The NHS has introduced two new types of services to help reduce the backlog of care and reduce the time it takes for patients to be seen:
- High volume low complexity surgical hubs are small NHS hospitals that focus on a small number of planned operations and will only treat patients who are otherwise healthy. This should allow hubs to treat more patients on a daily basis.
- Community diagnostic centres will be located in city centres or other convenient locations and will provide easier and more direct access to the full range of diagnostic tests that patients may need.

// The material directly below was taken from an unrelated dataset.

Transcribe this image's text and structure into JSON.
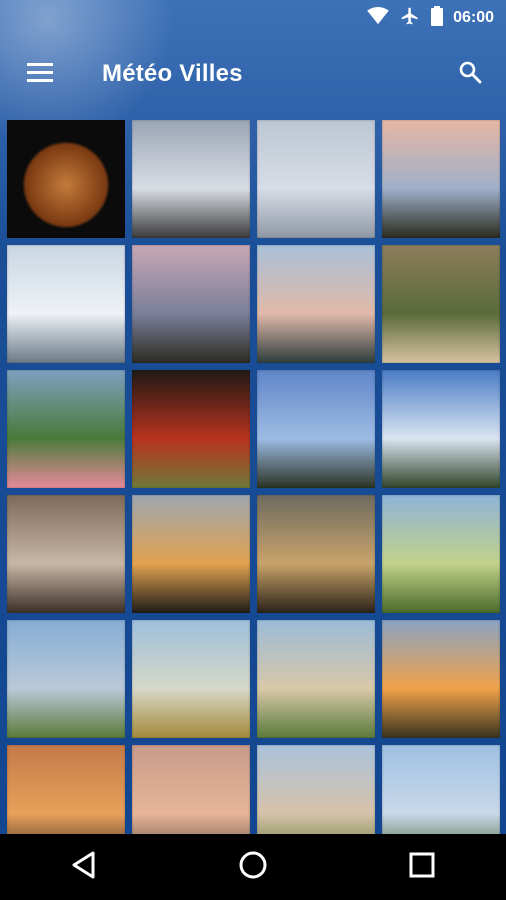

Surgical hubs and diagnostic centres are not new ideas. In this study we will review previous research to find out if they are likely to work and what factors will influence how well they work and how fairly they work for different types of patients. We will use ideas from economics to describe how these new types of facilities could work. If we can access the right type of data, we also plan to analyse whether community diagnostic centres – which have been up and running for longer than surgical hubs – are helping to reduce waiting times in practice, and whether these benefits differ between patient groups.